"Why do we kill people who are killing people to show that killing people is wrong?"
Nothing gives anyone the right to take away anothers life. You might say it's to preserve honour Telan, but I don't see that honour exists in Western civilization anymore. It was eradicated years ago, at least in the way that most people view honour.
Perhaps in the culture but not in the people. I know many men who still hold true the ideals of honour. It becomes not right but neccessary to eradicate contraveners of the law to prevent future transgressions of order.
Are you willing to kill one person to save a hundred, the answer is every time yes. If you cannot make that kind of decision than one has no place in command, enforcement, or authority. Sometimes killing is neccesary. Not all the times, but sometimes. Regretable, but neccessary.
I don't think it is. I think it's a very real truth. Unfortunately, the times we (as a society) have taken life for no reason whatsoever blinds us to the fact that sometimes it is the only option.
No one here was alive to see World War II. But it is widely agreed to be the most (if not the only) NECCESSARY war of the 21st Century.
And yet it cost lives - millions of them. But you know what? It was neccessary?
Sad? Yes. Unfortunate? Yes. A terrible waste? YES.
But neccessary, nonetheless.
I'm a peacenick, always have been, probably always will be. I hate, HATE war. But sometimes, yes, it's neccessary.
Sometimes its neccessary to take a life - be it to save another or 1000 others.

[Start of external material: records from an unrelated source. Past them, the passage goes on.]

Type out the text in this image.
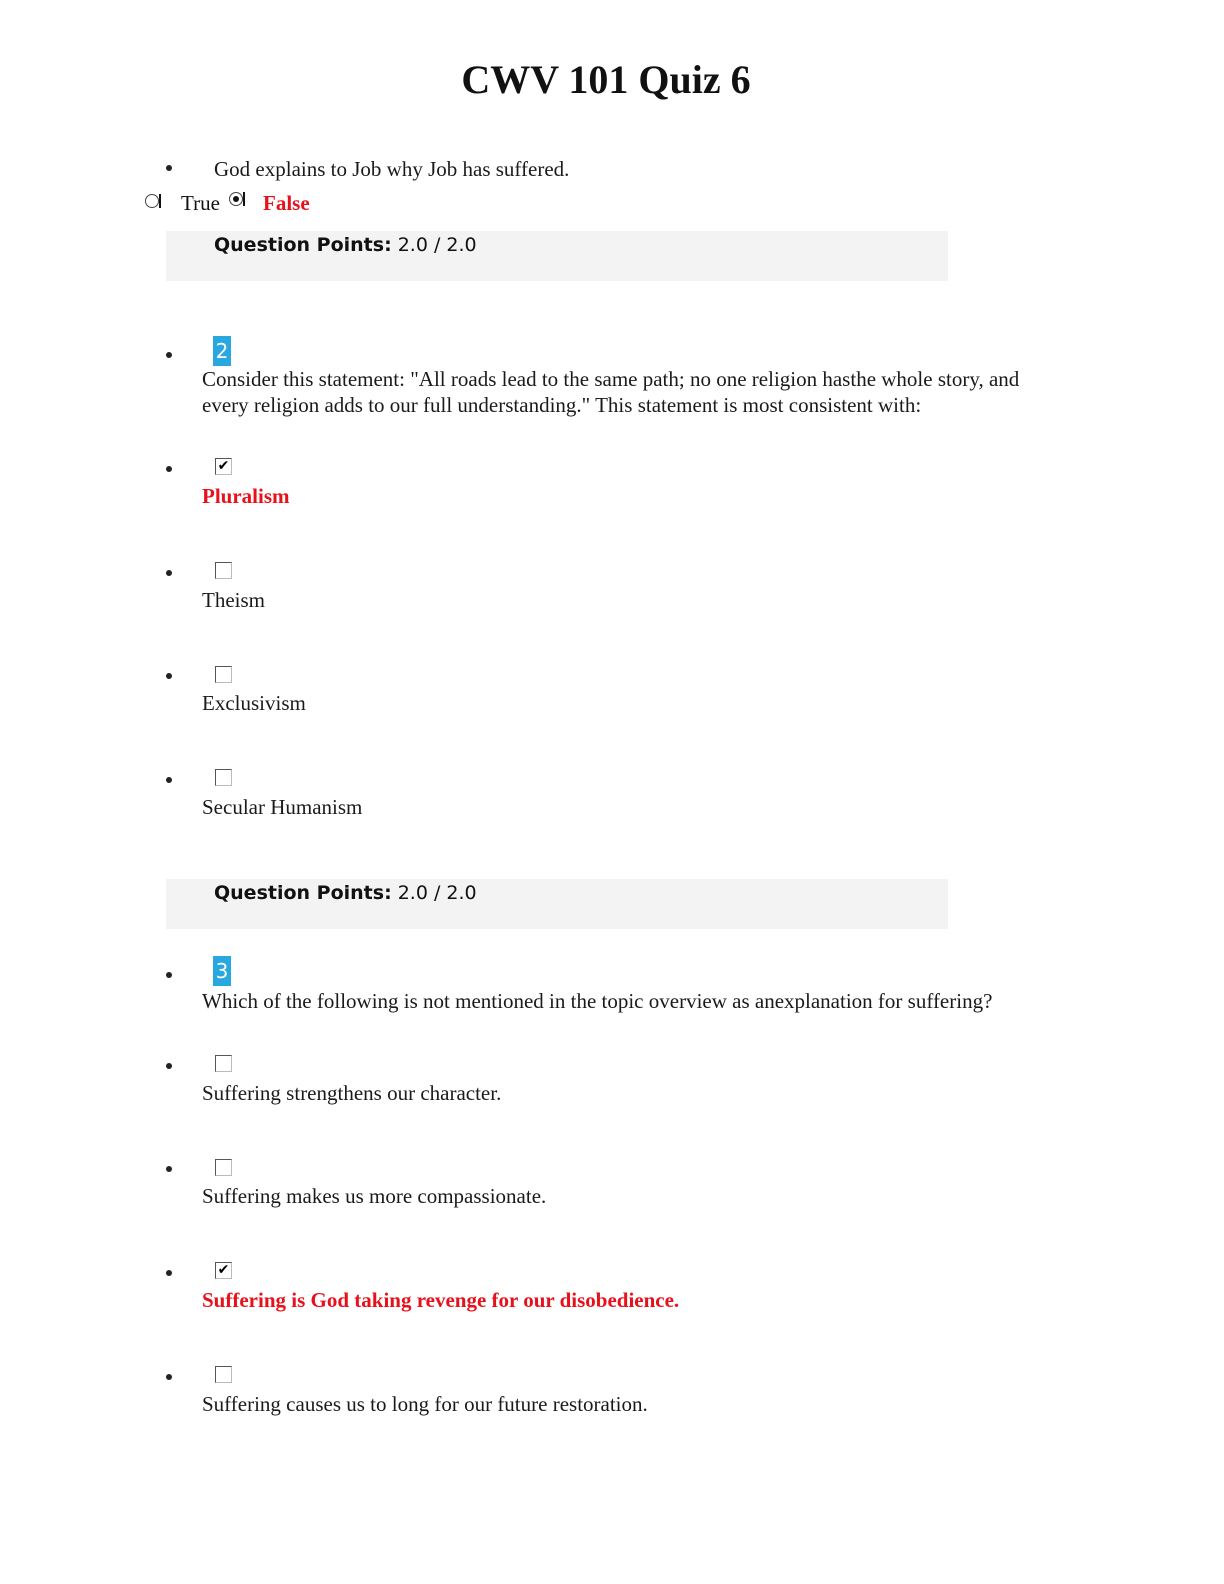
CWV 101 Quiz 6
God explains to Job why Job has suffered.
True False
Question Points: 2.0 / 2.0
2
Consider this statement: "All roads lead to the same path; no one religion hasthe whole story, and every religion adds to our full understanding." This statement is most consistent with:
✔
Pluralism
Theism
Exclusivism
Secular Humanism
Question Points: 2.0 / 2.0
3
Which of the following is not mentioned in the topic overview as anexplanation for suffering?
Suffering strengthens our character.
Suffering makes us more compassionate.
✔
Suffering is God taking revenge for our disobedience.
Suffering causes us to long for our future restoration.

That said, I think the idea of "honour" is ridiculous. "Honour" is a concept man invented for himself to feel better about himself, and give him some reason to do something stupid (like, for example, pistols at dawn). You'll notice that rarely will we talk about honour unless someone has attacked it.
Morals are the benefit of sentience - but so is a sense of Justice and Righteousness. There are times when death is the only punishment warranted a crime if for no other reason so that whatever beings command from beyond can more quickly enact their own reciprocity.
Xion - if you were told you had to either kill a man holding a stadium hostage with an exp[losive device or he would kill 20,000 spectators, would you hoestly feel yourself above the task and let 20,000 people die? I doubt it - -or at least I hope not.
That is a situation we have debated in the LE community -not least at out department. In such a situation you shoot to wound as to incapacitate him, rescue the hostages, and give him immediate first aide while also remvoing the threat of him activating said weapon in either life or death.
My point is unfortunatel but true - there are times when death becomes the neccessary answer in the preservation of life. We are not eager to make that choice but if we hesitate in making it or act selfishly in the decision we could cost others' their lives. I feel this way - better one man in hell for acting than a thousand for his lack thereof.